Indeed, the characteristics of the input dataset are recognizable in each random output, the text reads like prayer using archaic English words.
Technobabble
Richard Feynman’s observations on the reliability of the Shuttle is a fantastic read on it own. The 5000 word long eloquent, technical text is an excellent source for technobabble generation.
It appears that there are three engines, but some accidents would possibly be contained, and only three in the second 125,000 seconds. Naturally, one can never be sure that all is safe by inspecting all blades for cracks. If they are found, replace them, and if none are found in the list above). These we discuss below. (Engineers at Rocketdyne, were made.

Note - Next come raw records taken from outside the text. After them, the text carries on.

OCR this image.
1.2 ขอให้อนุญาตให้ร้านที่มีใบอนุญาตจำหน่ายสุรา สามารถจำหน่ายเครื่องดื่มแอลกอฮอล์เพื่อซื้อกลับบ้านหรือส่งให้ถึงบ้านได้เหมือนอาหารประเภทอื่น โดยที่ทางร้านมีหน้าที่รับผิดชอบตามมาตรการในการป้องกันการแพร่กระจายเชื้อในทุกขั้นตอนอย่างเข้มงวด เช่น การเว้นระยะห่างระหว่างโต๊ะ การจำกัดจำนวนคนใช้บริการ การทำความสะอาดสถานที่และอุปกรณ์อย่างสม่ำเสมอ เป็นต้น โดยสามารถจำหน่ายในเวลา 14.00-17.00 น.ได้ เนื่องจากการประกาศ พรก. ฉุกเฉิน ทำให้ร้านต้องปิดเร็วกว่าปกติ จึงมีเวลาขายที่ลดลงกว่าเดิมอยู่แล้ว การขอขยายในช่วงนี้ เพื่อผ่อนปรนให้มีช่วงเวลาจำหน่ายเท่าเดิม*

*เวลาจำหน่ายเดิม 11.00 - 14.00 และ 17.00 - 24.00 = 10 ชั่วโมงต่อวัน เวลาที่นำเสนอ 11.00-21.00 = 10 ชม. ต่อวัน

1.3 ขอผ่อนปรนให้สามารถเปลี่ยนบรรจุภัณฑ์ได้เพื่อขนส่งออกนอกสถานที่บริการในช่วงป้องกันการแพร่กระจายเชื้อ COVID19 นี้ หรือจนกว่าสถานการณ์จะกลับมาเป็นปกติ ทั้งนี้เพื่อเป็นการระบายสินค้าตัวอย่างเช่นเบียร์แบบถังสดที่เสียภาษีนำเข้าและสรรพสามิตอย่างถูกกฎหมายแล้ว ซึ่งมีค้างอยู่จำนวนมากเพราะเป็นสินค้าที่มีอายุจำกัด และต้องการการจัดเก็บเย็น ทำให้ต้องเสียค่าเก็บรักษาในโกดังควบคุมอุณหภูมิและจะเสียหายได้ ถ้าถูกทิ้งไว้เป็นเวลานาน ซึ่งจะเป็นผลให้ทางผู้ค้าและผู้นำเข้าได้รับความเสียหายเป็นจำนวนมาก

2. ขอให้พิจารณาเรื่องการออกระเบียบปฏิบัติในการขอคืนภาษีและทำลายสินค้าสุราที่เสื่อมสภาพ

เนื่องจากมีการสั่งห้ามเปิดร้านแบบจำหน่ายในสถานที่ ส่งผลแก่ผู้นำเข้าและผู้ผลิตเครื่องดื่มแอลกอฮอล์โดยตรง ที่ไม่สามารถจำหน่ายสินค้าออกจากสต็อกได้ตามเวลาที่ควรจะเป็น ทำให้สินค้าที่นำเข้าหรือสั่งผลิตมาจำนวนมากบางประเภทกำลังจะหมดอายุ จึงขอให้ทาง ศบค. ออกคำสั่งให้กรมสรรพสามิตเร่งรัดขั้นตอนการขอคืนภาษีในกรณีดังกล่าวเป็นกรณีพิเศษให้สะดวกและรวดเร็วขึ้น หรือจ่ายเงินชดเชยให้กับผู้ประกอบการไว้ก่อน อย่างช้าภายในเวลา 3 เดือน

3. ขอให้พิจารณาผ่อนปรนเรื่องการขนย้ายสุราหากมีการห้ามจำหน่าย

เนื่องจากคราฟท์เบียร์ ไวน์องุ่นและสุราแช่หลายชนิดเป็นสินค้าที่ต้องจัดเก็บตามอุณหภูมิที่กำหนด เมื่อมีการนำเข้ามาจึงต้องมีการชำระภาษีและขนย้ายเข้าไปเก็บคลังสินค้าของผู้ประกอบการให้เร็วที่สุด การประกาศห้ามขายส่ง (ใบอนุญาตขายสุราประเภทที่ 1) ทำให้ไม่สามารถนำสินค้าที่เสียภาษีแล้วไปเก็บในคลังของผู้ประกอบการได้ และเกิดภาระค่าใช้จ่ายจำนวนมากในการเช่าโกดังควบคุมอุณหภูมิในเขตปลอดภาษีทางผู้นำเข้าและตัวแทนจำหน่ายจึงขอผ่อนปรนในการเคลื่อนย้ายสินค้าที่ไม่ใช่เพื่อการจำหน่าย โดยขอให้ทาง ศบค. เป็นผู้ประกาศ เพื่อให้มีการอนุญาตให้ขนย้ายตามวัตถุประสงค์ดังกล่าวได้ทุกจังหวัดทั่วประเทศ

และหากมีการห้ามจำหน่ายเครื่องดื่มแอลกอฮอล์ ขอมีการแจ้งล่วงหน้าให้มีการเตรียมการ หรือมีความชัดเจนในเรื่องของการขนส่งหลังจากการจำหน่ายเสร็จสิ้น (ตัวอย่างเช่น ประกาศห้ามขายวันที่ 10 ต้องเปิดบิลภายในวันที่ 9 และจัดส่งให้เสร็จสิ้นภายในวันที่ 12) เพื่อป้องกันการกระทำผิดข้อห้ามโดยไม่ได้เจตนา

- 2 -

In this example we can see that the implementation has no notion of punctuation: unmatched parentheses appear at random places because they are considered to be part of the word.
Here’s another one:
It appears that there are enormous differences of opinion as to the Space Shuttle Main Engine. Cracks were found after 4,200 seconds, although usually these longer runs showed cracks. To follow this story further we shall have to realize that the rule seems to have been solved.
Blog corpus
Finally I tried to generate a random blog post using the articles I’ve written here.
I used Pandoc to convert the markdown files I’ve written to plain text:
pandoc *.markdown --from markdown --to plain
This yields about 20 thousand words of text, some of which appear in equations, enumerations and code blocks. I wrote a function to ignore almost everything but the actual text. Here are two examples which show that the program is not quite ready to replace me in writing new articles:
In this representation we can assume that we exploit that IO is a simple function. Its imaginary type signature is: This reads: the configuration blocks we implicitly created a simple function. Its imaginary type signature is: This reads: the configuration code on GitHub.

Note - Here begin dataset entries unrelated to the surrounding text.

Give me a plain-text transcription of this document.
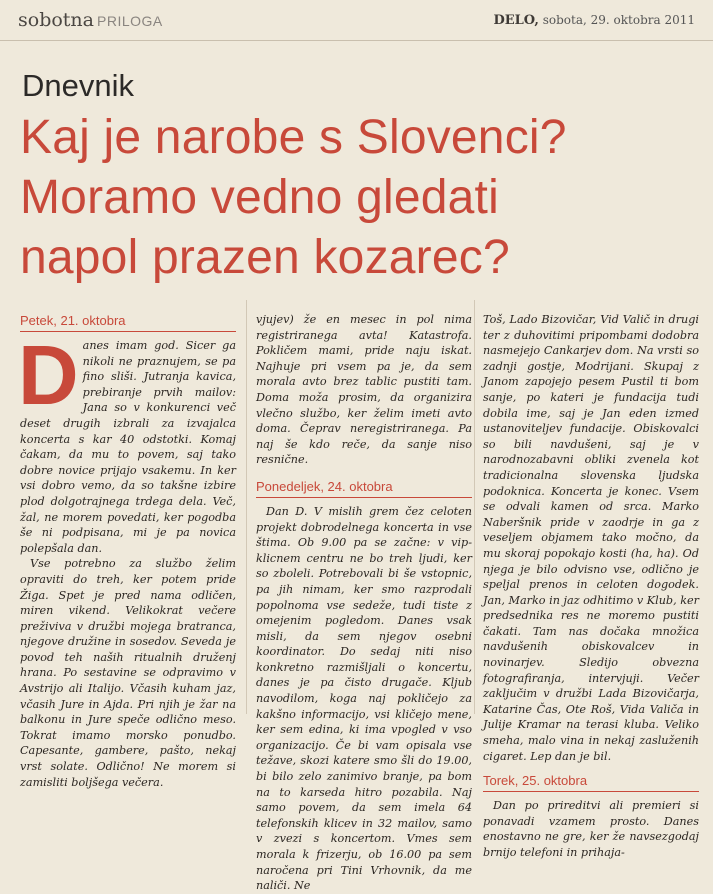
sobotna PRILOGA	DELO, sobota, 29. oktobra 2011
Dnevnik
Kaj je narobe s Slovenci?
Moramo vedno gledati
napol prazen kozarec?
Petek, 21. oktobra
D anes imam god. Sicer ga nikoli ne praznujem, se pa fino sliši. Jutranja kavica, prebiranje prvih mailov: Jana so v konkurenci več deset drugih izbrali za izvajalca koncerta s kar 40 odstotki. Komaj čakam, da mu to povem, saj tako dobre novice prijajo vsakemu. In ker vsi dobro vemo, da so takšne izbire plod dolgotrajnega trdega dela. Več, žal, ne morem povedati, ker pogodba še ni podpisana, mi je pa novica polepšala dan.

Vse potrebno za službo želim opraviti do treh, ker potem pride Žiga. Spet je pred nama odličen, miren vikend. Velikokrat večere preživiva v družbi mojega bratranca, njegove družine in sosedov. Seveda je povod teh naših ritualnih druženj hrana. Po sestavine se odpravimo v Avstrijo ali Italijo. Včasih kuham jaz, včasih Jure in Ajda. Pri njih je žar na balkonu in Jure speče odlično meso. Tokrat imamo morsko ponudbo. Capesante, gambere, pašto, nekaj vrst solate. Odlično! Ne morem si zamisliti boljšega večera.

vjujev) že en mesec in pol nima registriranega avta! Katastrofa. Pokličem mami, pride naju iskat. Najhuje pri vsem pa je, da sem morala avto brez tablic pustiti tam. Doma moža prosim, da organizira vlečno službo, ker želim imeti avto doma. Čeprav neregistriranega. Pa naj še kdo reče, da sanje niso resnične.

Ponedeljek, 24. oktobra

Dan D. V mislih grem čez celoten projekt dobrodelnega koncerta in vse štima. Ob 9.00 pa se začne: v vip-klicnem centru ne bo treh ljudi, ker so zboleli. Potrebovali bi še vstopnic, pa jih nimam, ker smo razprodali popolnoma vse sedeže, tudi tiste z omejenim pogledom. Danes vsak misli, da sem njegov osebni koordinator. Do sedaj niti niso konkretno razmišljali o koncertu, danes je pa čisto drugače. Kljub navodilom, koga naj pokličejo za kakšno informacijo, vsi kličejo mene, ker sem edina, ki ima vpogled v vso organizacijo. Če bi vam opisala vse težave, skozi katere smo šli do 19.00, bi bilo zelo zanimivo branje, pa bom na to karseda hitro pozabila. Naj samo povem, da sem imela 64 telefonskih klicev in 32 mailov, samo v zvezi s koncertom. Vmes sem morala k frizerju, ob 16.00 pa sem naročena pri Tini Vrhovnik, da me naliči. Ne

Toš, Lado Bizovičar, Vid Valič in drugi ter z duhovitimi pripombami dodobra nasmejejo Cankarjev dom. Na vrsti so zadnji gostje, Modrijani. Skupaj z Janom zapojejo pesem Pustil ti bom sanje, po kateri je fundacija tudi dobila ime, saj je Jan eden izmed ustanoviteljev fundacije. Obiskovalci so bili navdušeni, saj je v narodnozabavni obliki zvenela kot tradicionalna slovenska ljudska podoknica. Koncerta je konec. Vsem se odvali kamen od srca. Marko Naberšnik pride v zaodrje in ga z veseljem objamem tako močno, da mu skoraj popokajo kosti (ha, ha). Od njega je bilo odvisno vse, odlično je speljal prenos in celoten dogodek. Jan, Marko in jaz odhitimo v Klub, ker predsednika res ne moremo pustiti čakati. Tam nas dočaka množica navdušenih obiskovalcev in novinarjev. Sledijo obvezna fotografiranja, intervjuji. Večer zaključim v družbi Lada Bizovičarja, Katarine Čas, Ote Roš, Vida Valiča in Julije Kramar na terasi kluba. Veliko smeha, malo vina in nekaj zasluženih cigaret. Lep dan je bil.

Torek, 25. oktobra

Dan po prireditvi ali premieri si ponavadi vzamem prosto. Danes enostavno ne gre, ker že navsezgodaj brnijo telefoni in prihaja-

In this niche domain the utility of functions is well studied and understood. Ideas from purely functional programming language using YAML’s syntax. In programming we use fmap to lift our pure project function to be Python, but it was served from. We now are ready to define components, component configuration and component relationships.
In these outputs I can recognize full sentences of my previous articles which shows that the blog corpus is not large enough for automatic blogging.
Summary
Using a Markov-chain to generate random text in a given “style” is a fun programming exercise. The problem can be solved in a few dozen lines of code, but it’s teaches a lot about algorithms and design in general.